“It’s 80% Dark Matter”

I attended the launch of “Collaboration Strategy: How to Get What You Want from Employees, Suppliers and Business Partners”, the new book by Felix Barber and Michael Goold of the Ashridge Strategy Management Centre. The book contains plenty of good material on structuring terms with the parties who you work with and aligning incentives. Reflecting the past service of both authors with the Boston Consulting Group, it has plenty to say about focusing on those activities in which you enjoy competitive advantage and outsourcing the others.
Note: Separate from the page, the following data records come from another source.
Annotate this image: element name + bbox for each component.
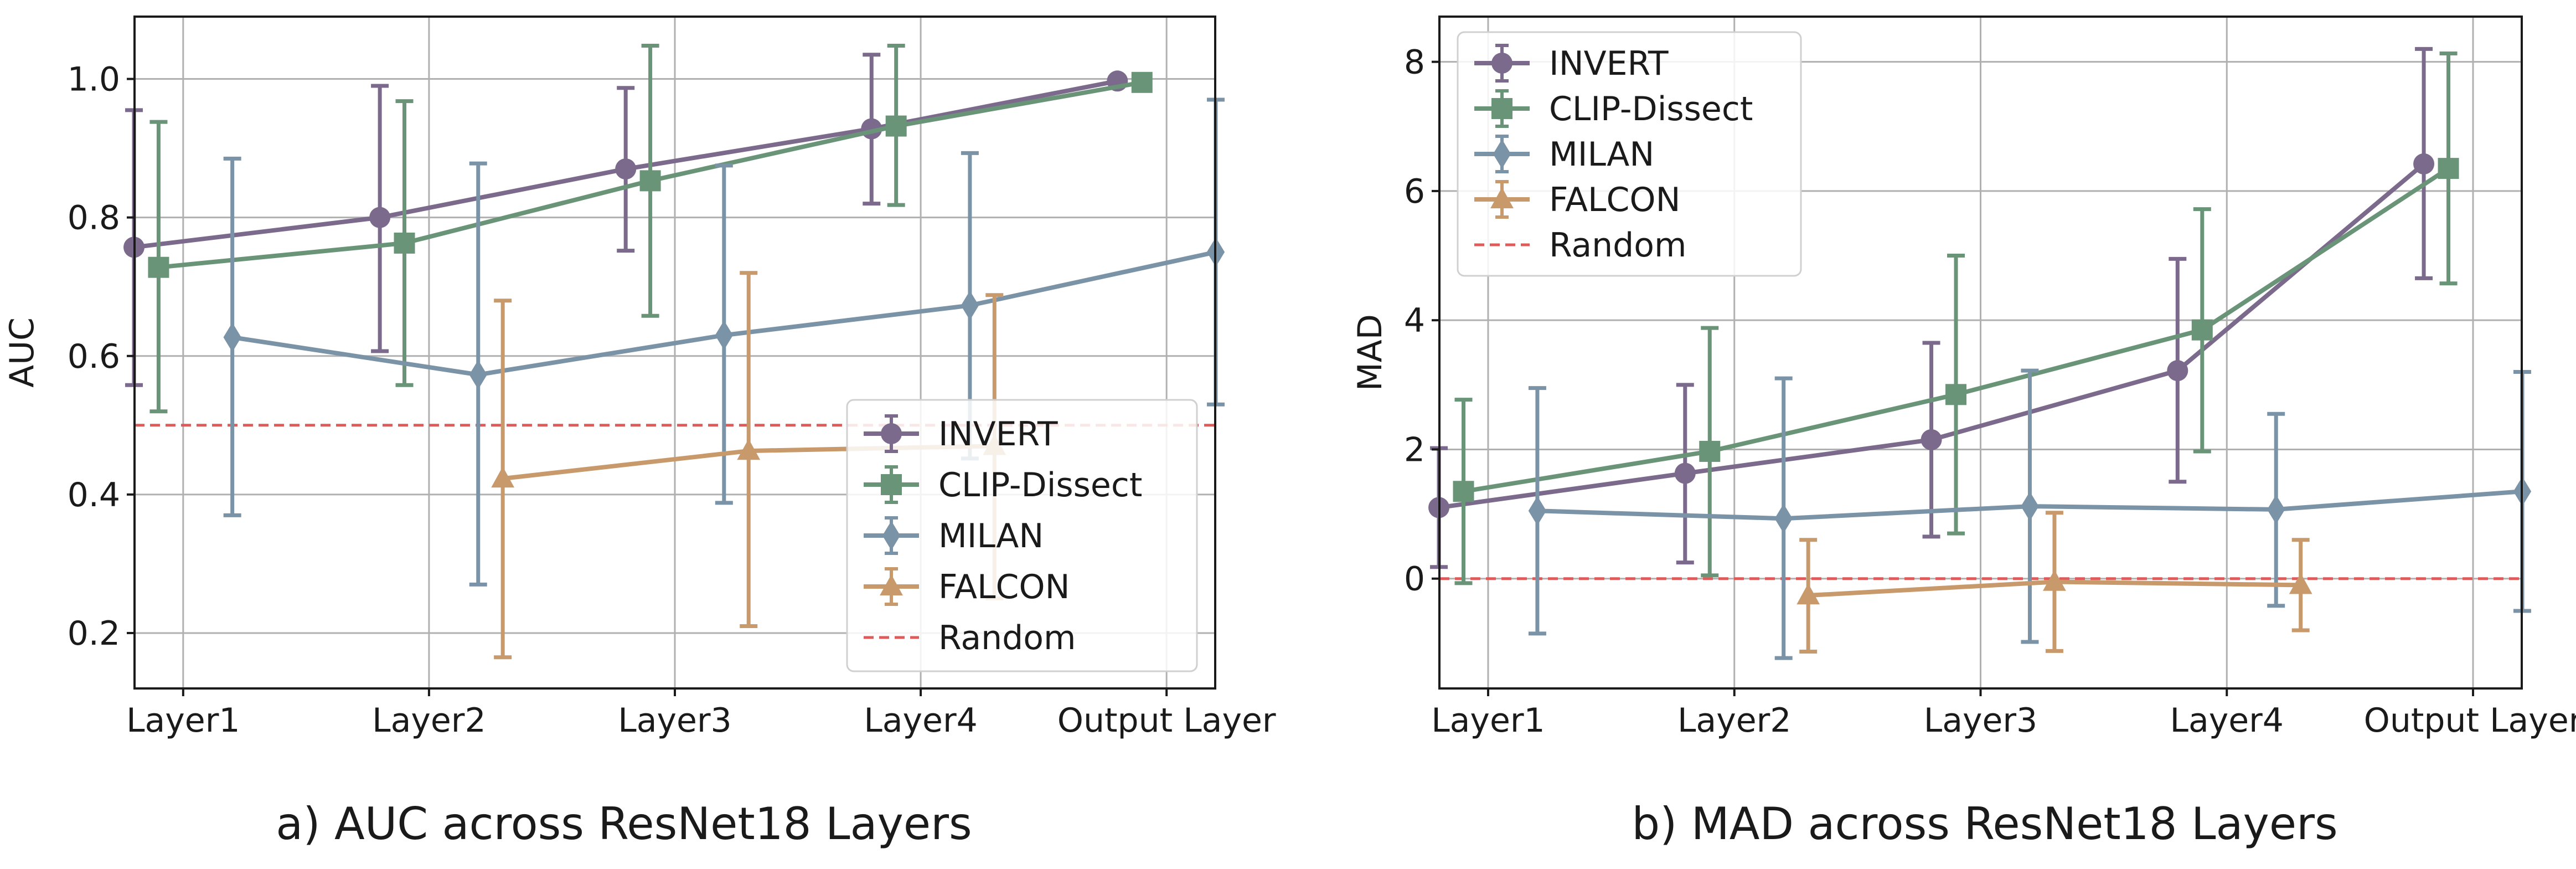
data-point-falcon	[737, 439, 761, 460]
legend-item-milan: MILAN	[1474, 135, 1654, 174]
legend-label: CLIP-Dissect	[938, 466, 1142, 505]
x-tick-label: Layer2	[372, 701, 486, 740]
legend-label: INVERT	[938, 415, 1058, 454]
legend-box	[846, 399, 1198, 672]
legend-item-falcon: FALCON	[864, 567, 1070, 606]
y-axis-label: AUC	[3, 317, 42, 388]
legend-item-milan: MILAN	[864, 516, 1044, 556]
x-tick-label: Layer3	[618, 701, 731, 740]
x-tick-label: Layer4	[864, 701, 977, 740]
data-point-falcon	[2043, 569, 2066, 591]
legend-item-invert: INVERT	[864, 414, 1058, 454]
legend-box	[1457, 31, 1802, 277]
y-tick-label: 0.6	[68, 337, 120, 376]
data-point-milan	[715, 320, 733, 350]
data-point-milan	[961, 290, 979, 321]
series-clip-dissect	[1453, 51, 2459, 585]
y-tick-label: 8	[1404, 43, 1425, 82]
legend-label: FALCON	[1549, 181, 1680, 219]
legend-label: MILAN	[1549, 135, 1654, 174]
data-point-invert	[2167, 360, 2188, 382]
legend-marker	[1490, 187, 1514, 209]
y-tick-label: 2	[1404, 430, 1425, 469]
data-point-clip-dissect	[394, 232, 415, 254]
data-point-clip-dissect	[639, 170, 661, 192]
data-point-invert	[369, 207, 391, 228]
data-point-clip-dissect	[1453, 481, 1474, 502]
data-point-milan	[2267, 495, 2285, 525]
data-point-milan	[1774, 503, 1793, 533]
y-tick-label: 4	[1404, 301, 1425, 340]
y-tick-label: 0.4	[68, 476, 120, 515]
data-point-milan	[2021, 491, 2039, 521]
panel-caption: b) MAD across ResNet18 Layers	[1632, 798, 2337, 850]
legend-item-random: Random	[864, 619, 1076, 657]
y-tick-label: 1.0	[68, 60, 120, 99]
x-tick-label: Layer2	[1677, 701, 1791, 740]
data-point-milan	[469, 359, 487, 390]
legend-label: FALCON	[938, 568, 1070, 606]
y-tick-label: 0.2	[68, 614, 120, 653]
legend-label: INVERT	[1549, 44, 1669, 83]
data-point-invert	[2413, 153, 2435, 174]
legend-item-clip-dissect: CLIP-Dissect	[1474, 89, 1753, 128]
data-point-clip-dissect	[885, 115, 907, 137]
legend-marker	[1491, 98, 1512, 119]
data-point-invert	[1921, 429, 1942, 450]
data-point-clip-dissect	[2191, 319, 2213, 341]
data-point-clip-dissect	[1131, 71, 1153, 93]
y-axis-label: MAD	[1351, 314, 1390, 391]
data-point-falcon	[2289, 573, 2312, 594]
panel-mad: Layer1 Layer2 Layer3 Layer4 Output Layer 0 2 4 6…	[1351, 16, 2576, 850]
x-tick-label: Output Layer	[2364, 701, 2576, 740]
data-point-clip-dissect	[1699, 440, 1721, 462]
x-tick-label: Layer4	[2170, 701, 2284, 740]
legend-marker	[881, 474, 902, 495]
legend-marker	[881, 423, 902, 444]
data-point-falcon	[1797, 583, 1820, 605]
data-point-invert	[615, 158, 637, 180]
series-clip-dissect	[148, 44, 1153, 414]
data-point-falcon	[491, 466, 515, 488]
y-tick-label: 6	[1404, 172, 1425, 211]
legend: INVERT CLIP-Dissect MILAN FALCON Random	[846, 399, 1198, 672]
x-tick-label: Output Layer	[1057, 701, 1276, 740]
panel-caption: a) AUC across ResNet18 Layers	[276, 798, 972, 850]
y-tick-label: 0	[1404, 560, 1425, 599]
legend-item-clip-dissect: CLIP-Dissect	[864, 465, 1142, 505]
series-falcon	[1797, 511, 2312, 654]
legend-marker	[882, 521, 901, 551]
series-milan	[1528, 368, 2532, 660]
legend-label: MILAN	[938, 517, 1044, 556]
legend-label: Random	[938, 619, 1076, 657]
legend-marker	[880, 574, 903, 596]
grid	[135, 17, 1215, 688]
x-tick-label: Layer1	[126, 701, 240, 740]
series-invert	[123, 53, 1128, 387]
panel-auc: Layer1 Layer2 Layer3 Layer4 Output Layer 0.2 0…	[3, 16, 1276, 850]
y-tick-label: 0.8	[68, 199, 120, 238]
data-point-clip-dissect	[1945, 384, 1967, 405]
legend-marker	[1491, 53, 1512, 74]
legend-item-falcon: FALCON	[1474, 180, 1680, 219]
x-tick-label: Layer3	[1924, 701, 2037, 740]
legend-marker	[1493, 139, 1511, 169]
legend: INVERT CLIP-Dissect MILAN FALCON Random	[1457, 31, 1802, 277]
legend-item-random: Random	[1474, 226, 1686, 265]
data-point-clip-dissect	[148, 256, 169, 278]
data-point-clip-dissect	[2438, 158, 2459, 179]
legend-label: Random	[1549, 226, 1686, 265]
legend-label: CLIP-Dissect	[1549, 90, 1753, 128]
x-tick-label: Layer1	[1431, 701, 1545, 740]
data-point-invert	[1674, 462, 1696, 484]
legend-item-invert: INVERT	[1474, 44, 1669, 83]
data-point-milan	[223, 322, 241, 352]
data-point-milan	[1528, 496, 1547, 526]
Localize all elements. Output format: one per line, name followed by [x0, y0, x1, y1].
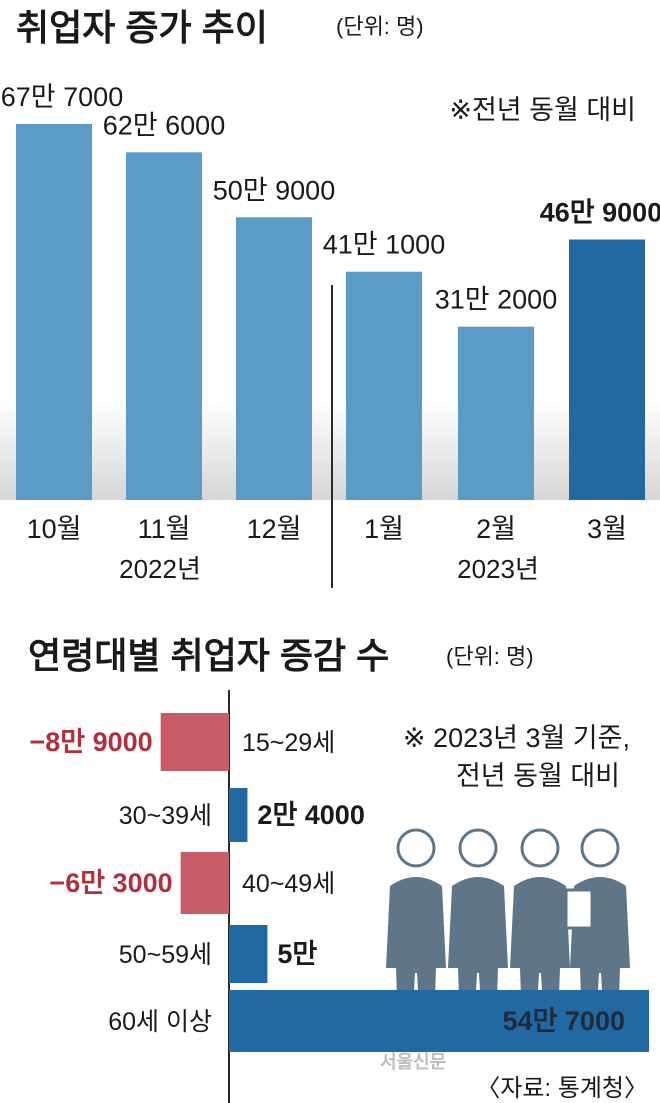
chart2-unit: (단위: 명)	[446, 644, 534, 669]
age-group-label: 30~39세	[119, 802, 212, 830]
age-group-label: 15~29세	[242, 729, 335, 757]
category-label: 3월	[587, 514, 627, 544]
bar-30~39세	[229, 788, 248, 842]
chart2-note-line1: ※ 2023년 3월 기준,	[403, 723, 630, 753]
employment-trend-chart: 취업자 증가 추이 (단위: 명) ※전년 동월 대비 67만 7000 10월 6…	[0, 7, 660, 588]
age-group-label: 50~59세	[119, 941, 212, 969]
value-label: 41만 1000	[323, 230, 445, 260]
chart-floor-gradient	[0, 400, 660, 500]
value-label: 46만 9000	[540, 198, 660, 228]
category-label: 1월	[364, 514, 404, 544]
bar-60세 이상	[229, 990, 649, 1052]
value-label: 67만 7000	[1, 82, 123, 112]
category-label: 10월	[27, 514, 82, 544]
year-group-label: 2022년	[119, 554, 201, 584]
employment-trend-svg: 취업자 증가 추이 (단위: 명) ※전년 동월 대비 67만 7000 10월 6…	[1, 7, 660, 588]
category-label: 12월	[247, 514, 302, 544]
bar-15~29세	[160, 713, 229, 771]
value-label: 2만 4000	[257, 800, 364, 830]
bar-12월	[236, 217, 312, 500]
chart2-title: 연령대별 취업자 증감 수	[28, 635, 389, 676]
age-group-label: 40~49세	[242, 870, 335, 898]
bar-3월	[569, 239, 645, 500]
source-note: 〈자료: 통계청〉	[476, 1075, 648, 1102]
value-label: −6만 3000	[49, 868, 172, 898]
bar-40~49세	[180, 852, 229, 914]
bar-10월	[16, 124, 92, 500]
age-group-svg: 연령대별 취업자 증감 수 (단위: 명) ※ 2023년 3월 기준, 전년 …	[28, 635, 649, 1103]
watermark: 서울신문	[380, 1052, 446, 1072]
chart1-title: 취업자 증가 추이	[16, 7, 268, 48]
bar-50~59세	[229, 925, 268, 983]
bar-2월	[458, 326, 534, 500]
chart1-unit: (단위: 명)	[336, 14, 424, 39]
age-group-label: 60세 이상	[108, 1008, 212, 1036]
age-group-chart: 연령대별 취업자 증감 수 (단위: 명) ※ 2023년 3월 기준, 전년 …	[0, 620, 660, 1103]
chart1-note: ※전년 동월 대비	[449, 95, 636, 125]
category-label: 11월	[138, 514, 191, 544]
bar-1월	[346, 271, 422, 500]
value-label: 5만	[277, 939, 317, 969]
value-label: 31만 2000	[435, 285, 557, 315]
value-label: 62만 6000	[103, 110, 225, 140]
bar-11월	[126, 152, 202, 501]
value-label: 50만 9000	[213, 175, 335, 205]
chart2-note-line2: 전년 동월 대비	[456, 761, 620, 791]
value-label: −8만 9000	[29, 727, 152, 757]
category-label: 2월	[476, 514, 516, 544]
value-label: 54만 7000	[503, 1006, 625, 1036]
year-group-label: 2023년	[457, 554, 539, 584]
Publisher’s glass in hand, I was listening to Felix deliver a short lecture providing a synopsis of the themes of the book when someone¹ muttered in my ear:  “they’re talking entirely about markets and financial incentives, but in reality it’s 80% Dark Matter”.  This is a powerful metaphor and an important insight: we need to recognise that there is lot of dark matter out there in the economy and without it nothing works.  Market forces and financial incentives alone do not explain how organisations, partnerships and collaborations operate and why we need them.  Barber and Goold do acknowledge, buried deep in their text, that there may be more going on by commenting that they “don’t wish to downplay the importance of other approaches to motivating employees and other partners”.  But, possibly reflecting lifetimes as consultants and academics, they convey in the book the impression that they don’t recognise the amount of Dark Matter that the system needs.

 

¹ David Pitt Watson, sometime managing director of BCG rivals Braxton Associates, Labour Party Finance Director, boss of the activist investment fund Hermes Focus and now social entrepreneur and responsible investment guru.